In a typical February, much of the United States is in the grip of cold winter weather – not this year.
Record-high temperatures have been recorded across much of the country, and the warmth will continue for a while yet.
The usual winter weather pattern involves cold Arctic being driven southwards on a powerful jet stream. This month, however, the jet stream has remained well to the north, largely confined to Canada.
Much of the central and southern US is sitting underneath an area of high pressure.
The circulation of air around this system is allowing air to spread from the Gulf of Mexico.

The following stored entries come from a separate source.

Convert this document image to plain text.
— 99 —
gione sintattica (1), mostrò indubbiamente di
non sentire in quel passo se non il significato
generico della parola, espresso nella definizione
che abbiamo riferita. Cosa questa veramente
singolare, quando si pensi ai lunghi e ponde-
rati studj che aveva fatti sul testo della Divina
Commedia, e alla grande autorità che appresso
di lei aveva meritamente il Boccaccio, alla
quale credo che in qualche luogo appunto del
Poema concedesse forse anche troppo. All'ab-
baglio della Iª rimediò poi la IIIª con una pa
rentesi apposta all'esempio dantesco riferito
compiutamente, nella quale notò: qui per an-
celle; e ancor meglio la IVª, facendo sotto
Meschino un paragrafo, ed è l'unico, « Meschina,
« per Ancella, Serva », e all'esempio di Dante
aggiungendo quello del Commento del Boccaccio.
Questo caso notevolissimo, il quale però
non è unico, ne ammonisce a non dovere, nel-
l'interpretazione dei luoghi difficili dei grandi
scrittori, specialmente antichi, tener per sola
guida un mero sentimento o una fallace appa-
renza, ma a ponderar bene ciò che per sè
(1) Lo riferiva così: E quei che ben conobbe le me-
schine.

A flow from this direction has a warming, moistening effect on the weather.
This is even more the case this year, as the sea surface temperatures in the western and central parts of the Gulf are up to 2 degrees Celsius above average.

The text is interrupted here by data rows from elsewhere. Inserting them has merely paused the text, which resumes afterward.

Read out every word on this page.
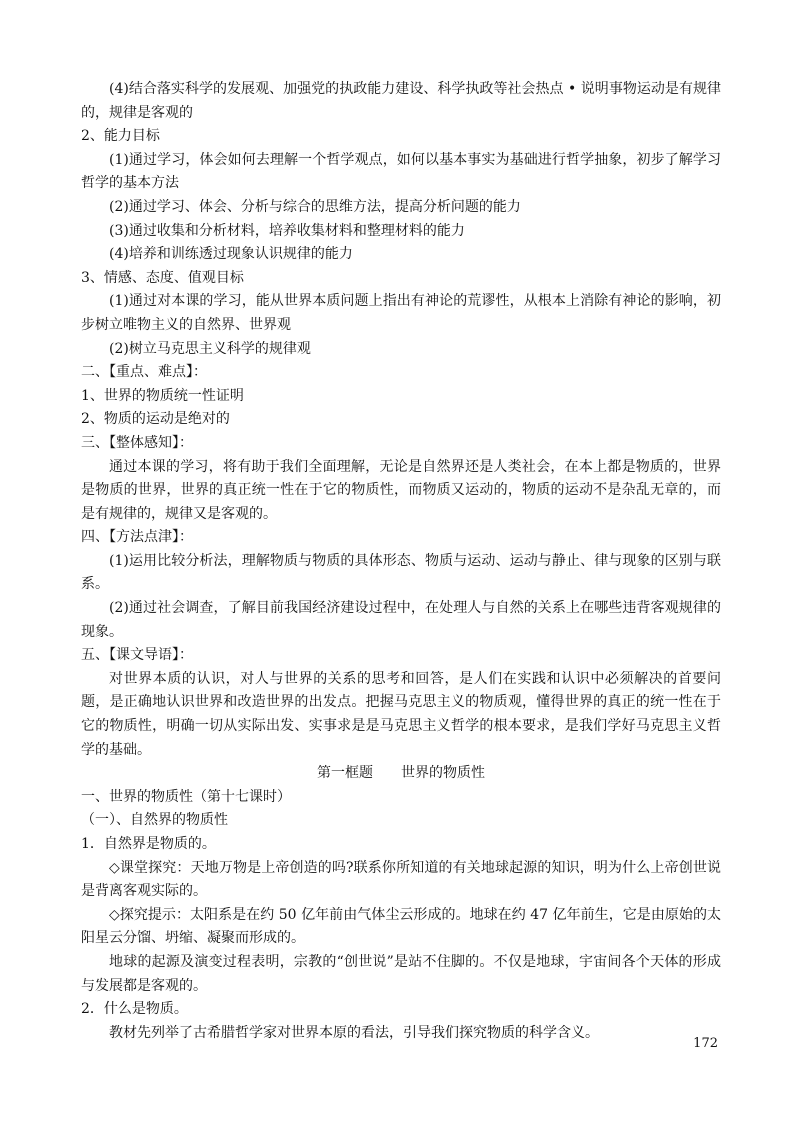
(4)结合落实科学的发展观、加强党的执政能力建设、科学执政等社会热点 • 说明事物运动是有规律的，规律是客观的

2、能力目标

(1)通过学习，体会如何去理解一个哲学观点，如何以基本事实为基础进行哲学抽象，初步了解学习哲学的基本方法

(2)通过学习、体会、分析与综合的思维方法，提高分析问题的能力

(3)通过收集和分析材料，培养收集材料和整理材料的能力

(4)培养和训练透过现象认识规律的能力

3、情感、态度、值观目标

(1)通过对本课的学习，能从世界本质问题上指出有神论的荒谬性，从根本上消除有神论的影响，初步树立唯物主义的自然界、世界观

(2)树立马克思主义科学的规律观

二、【重点、难点】：

1、世界的物质统一性证明

2、物质的运动是绝对的

三、【整体感知】：

通过本课的学习，将有助于我们全面理解，无论是自然界还是人类社会，在本上都是物质的，世界是物质的世界，世界的真正统一性在于它的物质性，而物质又运动的，物质的运动不是杂乱无章的，而是有规律的，规律又是客观的。

四、【方法点津】：

(1)运用比较分析法，理解物质与物质的具体形态、物质与运动、运动与静止、律与现象的区别与联系。

(2)通过社会调查，了解目前我国经济建设过程中，在处理人与自然的关系上在哪些违背客观规律的现象。

五、【课文导语】：

对世界本质的认识，对人与世界的关系的思考和回答，是人们在实践和认识中必须解决的首要问题，是正确地认识世界和改造世界的出发点。把握马克思主义的物质观，懂得世界的真正的统一性在于它的物质性，明确一切从实际出发、实事求是是马克思主义哲学的根本要求，是我们学好马克思主义哲学的基础。

第一框题　　世界的物质性

一、世界的物质性（第十七课时）

（一）、自然界的物质性

1．自然界是物质的。

◇课堂探究：天地万物是上帝创造的吗?联系你所知道的有关地球起源的知识，明为什么上帝创世说是背离客观实际的。

◇探究提示：太阳系是在约 50 亿年前由气体尘云形成的。地球在约 47 亿年前生，它是由原始的太阳星云分馏、坍缩、凝聚而形成的。

地球的起源及演变过程表明，宗教的“创世说”是站不住脚的。不仅是地球，宇宙间各个天体的形成与发展都是客观的。

2．什么是物质。

教材先列举了古希腊哲学家对世界本原的看法，引导我们探究物质的科学含义。

172
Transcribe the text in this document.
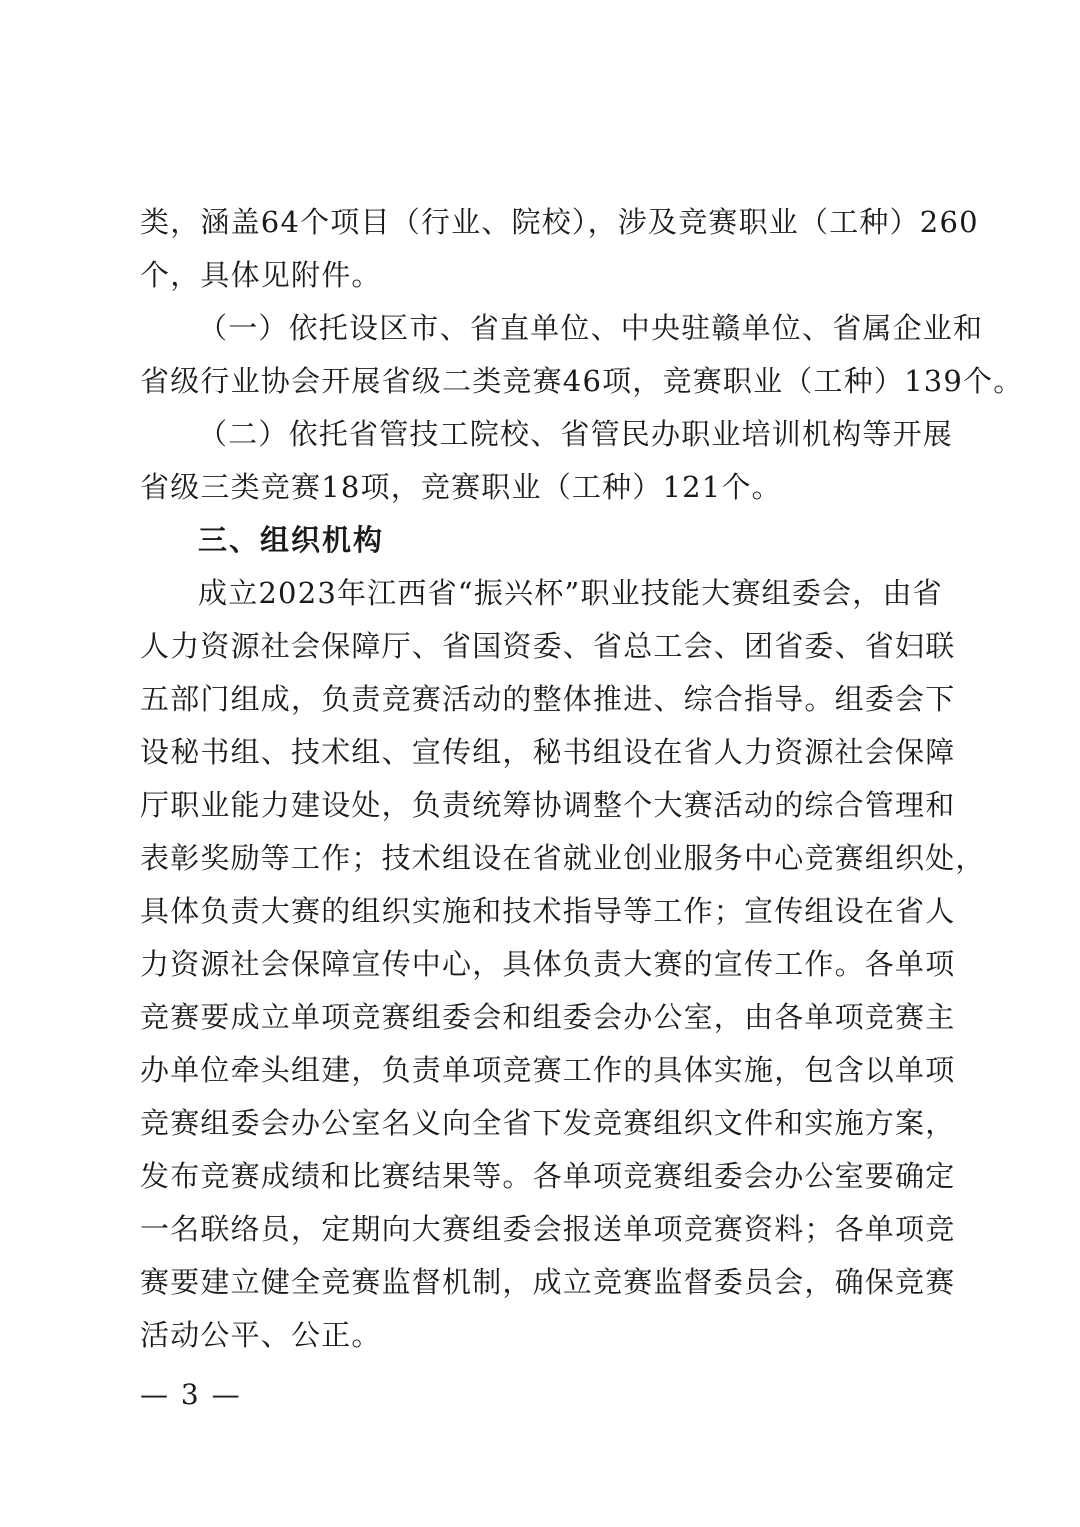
类，涵盖64个项目（行业、院校），涉及竞赛职业（工种）260
个，具体见附件。
（一）依托设区市、省直单位、中央驻赣单位、省属企业和
省级行业协会开展省级二类竞赛46项，竞赛职业（工种）139个。
（二）依托省管技工院校、省管民办职业培训机构等开展
省级三类竞赛18项，竞赛职业（工种）121个。
三、组织机构
成立2023年江西省“振兴杯”职业技能大赛组委会，由省
人力资源社会保障厅、省国资委、省总工会、团省委、省妇联
五部门组成，负责竞赛活动的整体推进、综合指导。组委会下
设秘书组、技术组、宣传组，秘书组设在省人力资源社会保障
厅职业能力建设处，负责统筹协调整个大赛活动的综合管理和
表彰奖励等工作；技术组设在省就业创业服务中心竞赛组织处，
具体负责大赛的组织实施和技术指导等工作；宣传组设在省人
力资源社会保障宣传中心，具体负责大赛的宣传工作。各单项
竞赛要成立单项竞赛组委会和组委会办公室，由各单项竞赛主
办单位牵头组建，负责单项竞赛工作的具体实施，包含以单项
竞赛组委会办公室名义向全省下发竞赛组织文件和实施方案，
发布竞赛成绩和比赛结果等。各单项竞赛组委会办公室要确定
一名联络员，定期向大赛组委会报送单项竞赛资料；各单项竞
赛要建立健全竞赛监督机制，成立竞赛监督委员会，确保竞赛
活动公平、公正。
— 3 —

Temperatures in many parts of southern Texas exceeded the landmark 100 Fahrenheit mark (38C) on 23 February, with a maximum of 107F (41.6C) at Falcon Lake, close to the Mexican border. This compares with a late February average maximum of 20C (68F).

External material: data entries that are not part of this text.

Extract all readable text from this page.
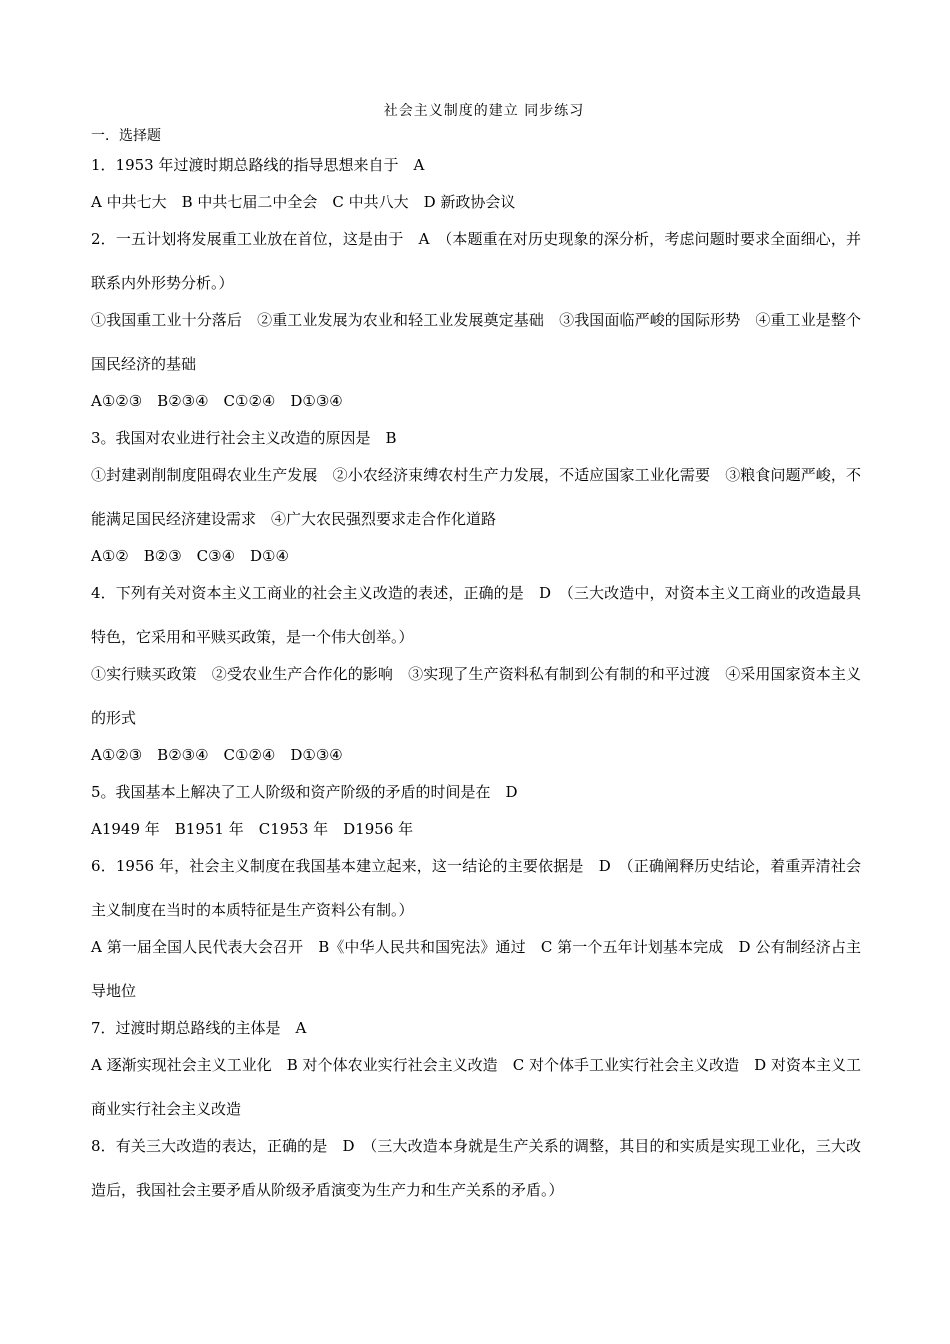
社会主义制度的建立 同步练习
一．选择题
1．1953 年过渡时期总路线的指导思想来自于　A
A 中共七大　B 中共七届二中全会　C 中共八大　D 新政协会议
2．一五计划将发展重工业放在首位，这是由于　A　（本题重在对历史现象的深分析，考虑问题时要求全面细心，并联系内外形势分析。）
①我国重工业十分落后　②重工业发展为农业和轻工业发展奠定基础　③我国面临严峻的国际形势　④重工业是整个国民经济的基础
A①②③　B②③④　C①②④　D①③④
3。我国对农业进行社会主义改造的原因是　B
①封建剥削制度阻碍农业生产发展　②小农经济束缚农村生产力发展，不适应国家工业化需要　③粮食问题严峻，不能满足国民经济建设需求　④广大农民强烈要求走合作化道路
A①②　B②③　C③④　D①④
4．下列有关对资本主义工商业的社会主义改造的表述，正确的是　D　（三大改造中，对资本主义工商业的改造最具特色，它采用和平赎买政策，是一个伟大创举。）
①实行赎买政策　②受农业生产合作化的影响　③实现了生产资料私有制到公有制的和平过渡　④采用国家资本主义的形式
A①②③　B②③④　C①②④　D①③④
5。我国基本上解决了工人阶级和资产阶级的矛盾的时间是在　D
A1949 年　B1951 年　C1953 年　D1956 年
6．1956 年，社会主义制度在我国基本建立起来，这一结论的主要依据是　D　（正确阐释历史结论，着重弄清社会主义制度在当时的本质特征是生产资料公有制。）
A 第一届全国人民代表大会召开　B《中华人民共和国宪法》通过　C 第一个五年计划基本完成　D 公有制经济占主导地位
7．过渡时期总路线的主体是　A
A 逐渐实现社会主义工业化　B 对个体农业实行社会主义改造　C 对个体手工业实行社会主义改造　D 对资本主义工商业实行社会主义改造
8．有关三大改造的表达，正确的是　D　（三大改造本身就是生产关系的调整，其目的和实质是实现工业化，三大改造后，我国社会主要矛盾从阶级矛盾演变为生产力和生产关系的矛盾。）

According to the National Oceanic and Atmospheric Administration’s website, there have been 735 monthly maximum temperature records set this month, compared with a solitary minimum temperature record.
The warm air has spread across the Midwest and into New England. In the last few days, all-time February highs have been recorded in the states of Vermont and New York.
As recently as Friday, Boston, Massachusetts, recorded a temperature of 21.5C, the highest February temperature in a database which began in 1872.
As grass, usually frozen solid, begins to grow and flowers bloom, there are concerns about the risk of flooding from snowmelt. Across eastern Vermont and the Adirondacks, there could be the equivalent of 100mm of floodwater produced by melting snow.
The warm weather will continue for a few days before colder air returns and the weather starts to settle in a more familiar pattern in March.